Super posts guys and beautiful piccys Griff

I can just see the dawg tearing around on the beaches


----------



## Paludic (Apr 17, 2007)

hi 
we "did" a trip to the Outer Hebrides in June this year, our second time. Tis all true.....the islands are wonderful.

There is a new campsite on North Uist, look up www. moorcroftholidays.com aimed at tents and motorhomes. Not cheap but a nice alternative to the Shell Bay site. 
Both campsites have access to beaches for the dog walking - we have dogs too.

Wild camping discreetly is not a problem - Berneray is possibly the most welcoming...forget actually camping at the Butt of Lewis with a dog - cliffs and then signs prohibiting dogs on the coastal footpath.

However, on Lewis - if you go to the "other end of the coastal footpath" north of Tolsta Head and look up "the bridge to nowhere" then wild camping is fine and great walks.

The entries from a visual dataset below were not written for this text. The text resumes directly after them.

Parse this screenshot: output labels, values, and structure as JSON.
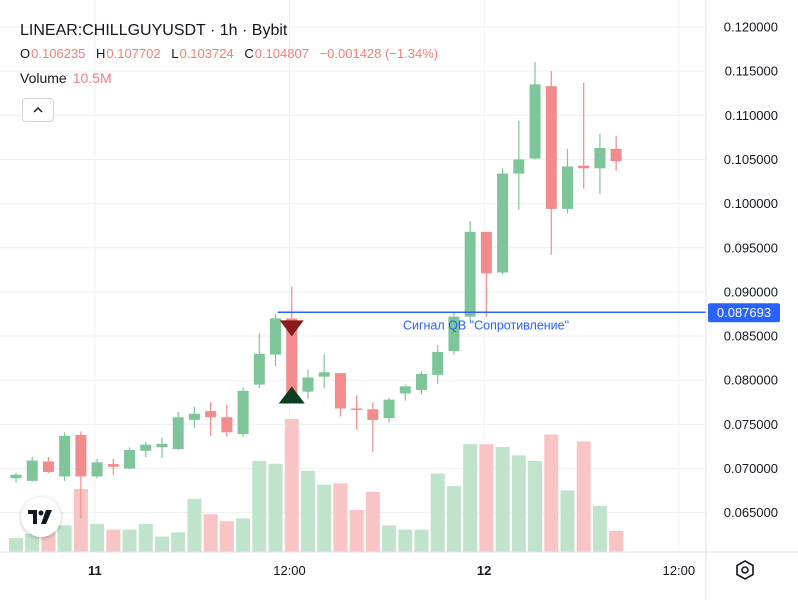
{
  "header": {
    "title": "LINEAR:CHILLGUYUSDT · 1h · Bybit",
    "ohlc": [
      {
        "key": "O",
        "value": "0.106235"
      },
      {
        "key": "H",
        "value": "0.107702"
      },
      {
        "key": "L",
        "value": "0.103724"
      },
      {
        "key": "C",
        "value": "0.104807"
      },
      {
        "key": "",
        "value": "−0.001428 (−1.34%)"
      }
    ],
    "volume_label": "Volume",
    "volume_value": "10.5M"
  },
  "icons": {
    "collapse": "chevron-up-icon",
    "logo": "tradingview-logo-icon",
    "settings": "gear-icon"
  },
  "colors": {
    "up": "#7ec699",
    "down": "#f28b8b",
    "vol_up": "#bfe3cb",
    "vol_down": "#f8c4c4",
    "level_line": "#2962ff",
    "marker_sell": "#8b1a1a",
    "marker_buy": "#0b3d1f",
    "grid": "#eef0f4",
    "text": "#131722"
  },
  "chart_data": {
    "type": "candlestick",
    "symbol": "LINEAR:CHILLGUYUSDT",
    "timeframe": "1h",
    "exchange": "Bybit",
    "ylim": [
      0.0605,
      0.1215
    ],
    "y_ticks": [
      "0.120000",
      "0.115000",
      "0.110000",
      "0.105000",
      "0.100000",
      "0.095000",
      "0.090000",
      "0.085000",
      "0.080000",
      "0.075000",
      "0.070000",
      "0.065000"
    ],
    "x_ticks": [
      "11",
      "12:00",
      "12",
      "12:00"
    ],
    "x_tick_bar_index": [
      4,
      16,
      28,
      40
    ],
    "candles": [
      {
        "o": 0.0689,
        "h": 0.0695,
        "l": 0.0684,
        "c": 0.0693
      },
      {
        "o": 0.0686,
        "h": 0.0713,
        "l": 0.0685,
        "c": 0.0709
      },
      {
        "o": 0.0708,
        "h": 0.0713,
        "l": 0.0695,
        "c": 0.0696
      },
      {
        "o": 0.0691,
        "h": 0.0741,
        "l": 0.0686,
        "c": 0.0737
      },
      {
        "o": 0.0738,
        "h": 0.0742,
        "l": 0.0643,
        "c": 0.0691
      },
      {
        "o": 0.0691,
        "h": 0.0711,
        "l": 0.0689,
        "c": 0.0707
      },
      {
        "o": 0.0705,
        "h": 0.0711,
        "l": 0.0693,
        "c": 0.0702
      },
      {
        "o": 0.07,
        "h": 0.0724,
        "l": 0.0699,
        "c": 0.0721
      },
      {
        "o": 0.072,
        "h": 0.073,
        "l": 0.0713,
        "c": 0.0727
      },
      {
        "o": 0.0724,
        "h": 0.0735,
        "l": 0.0712,
        "c": 0.0728
      },
      {
        "o": 0.0722,
        "h": 0.0764,
        "l": 0.0721,
        "c": 0.0758
      },
      {
        "o": 0.0755,
        "h": 0.077,
        "l": 0.0746,
        "c": 0.0762
      },
      {
        "o": 0.0765,
        "h": 0.0775,
        "l": 0.0737,
        "c": 0.0758
      },
      {
        "o": 0.0758,
        "h": 0.0772,
        "l": 0.0736,
        "c": 0.0741
      },
      {
        "o": 0.0739,
        "h": 0.0792,
        "l": 0.0736,
        "c": 0.0788
      },
      {
        "o": 0.0795,
        "h": 0.0853,
        "l": 0.0791,
        "c": 0.083
      },
      {
        "o": 0.0829,
        "h": 0.0875,
        "l": 0.0816,
        "c": 0.087
      },
      {
        "o": 0.087,
        "h": 0.0906,
        "l": 0.0781,
        "c": 0.0785
      },
      {
        "o": 0.0787,
        "h": 0.0812,
        "l": 0.0779,
        "c": 0.0803
      },
      {
        "o": 0.0804,
        "h": 0.0829,
        "l": 0.0791,
        "c": 0.0809
      },
      {
        "o": 0.0808,
        "h": 0.0808,
        "l": 0.0759,
        "c": 0.0768
      },
      {
        "o": 0.0768,
        "h": 0.0783,
        "l": 0.0744,
        "c": 0.0767
      },
      {
        "o": 0.0767,
        "h": 0.0775,
        "l": 0.0719,
        "c": 0.0755
      },
      {
        "o": 0.0757,
        "h": 0.078,
        "l": 0.0752,
        "c": 0.0778
      },
      {
        "o": 0.0785,
        "h": 0.0795,
        "l": 0.0777,
        "c": 0.0793
      },
      {
        "o": 0.0789,
        "h": 0.081,
        "l": 0.0784,
        "c": 0.0807
      },
      {
        "o": 0.0806,
        "h": 0.084,
        "l": 0.0796,
        "c": 0.0832
      },
      {
        "o": 0.0833,
        "h": 0.0876,
        "l": 0.0829,
        "c": 0.0872
      },
      {
        "o": 0.0872,
        "h": 0.098,
        "l": 0.0867,
        "c": 0.0968
      },
      {
        "o": 0.0968,
        "h": 0.0968,
        "l": 0.0872,
        "c": 0.0921
      },
      {
        "o": 0.0922,
        "h": 0.104,
        "l": 0.092,
        "c": 0.1034
      },
      {
        "o": 0.1034,
        "h": 0.1094,
        "l": 0.0993,
        "c": 0.105
      },
      {
        "o": 0.1051,
        "h": 0.116,
        "l": 0.105,
        "c": 0.1135
      },
      {
        "o": 0.1133,
        "h": 0.115,
        "l": 0.0942,
        "c": 0.0994
      },
      {
        "o": 0.0994,
        "h": 0.1062,
        "l": 0.0989,
        "c": 0.1042
      },
      {
        "o": 0.1043,
        "h": 0.1137,
        "l": 0.1017,
        "c": 0.104
      },
      {
        "o": 0.104,
        "h": 0.1079,
        "l": 0.1011,
        "c": 0.1063
      },
      {
        "o": 0.1062,
        "h": 0.1077,
        "l": 0.1037,
        "c": 0.1048
      }
    ],
    "volume_rel": [
      0.1,
      0.13,
      0.17,
      0.19,
      0.45,
      0.2,
      0.16,
      0.16,
      0.2,
      0.11,
      0.14,
      0.38,
      0.27,
      0.22,
      0.24,
      0.65,
      0.63,
      0.95,
      0.58,
      0.48,
      0.49,
      0.3,
      0.43,
      0.19,
      0.16,
      0.16,
      0.56,
      0.47,
      0.77,
      0.77,
      0.75,
      0.69,
      0.65,
      0.84,
      0.44,
      0.79,
      0.33,
      0.15
    ],
    "level": {
      "value": 0.087693,
      "label": "0.087693",
      "text": "Сигнал QB \"Сопротивление\""
    },
    "markers": [
      {
        "bar": 17,
        "type": "sell"
      },
      {
        "bar": 17,
        "type": "buy"
      }
    ]
  }
}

Oh, and get a copy of Monty Hall's Walks book from one of the local shops - his favourite walks on several of the southern islands.

Have fun
best wishes
Sally


----------



## BJT (Oct 31, 2008)

You will all get me dribbling again, very happy memories from the 10 years spent living and working in the Western Isles. Amazing clean sandy beaches, clear air and a much slower pace of life. A few drawbacks though, shopping is limited, the weather is much cooler than the south of England and (in those days) the cost of travel to the mainland. RET has now changed that item.
As you say though,very friendly people and beautiful scenery. The main drawback can be their approach to the 'Sabbath'. The further north you go from Barra the religion changes from Catholic to Protestant to Calvinistic. Stornoway was for many years virtually a 'no movement outside' area, unless going to pray. No car washing, no children playing, no ferries; but Friday evening and Saturday were one long drinking session!
I used to avoid Stornoway at weekends if I could and living on Benbecula that was perfectly feasible.
On the question of wild camping, as I have said before most of the land is designated crofting, ie small farms, land. As a matter of courtesy please ask permission if unsure, if you see the postie ask him as they know every person on their rounds!
Happy camping.


----------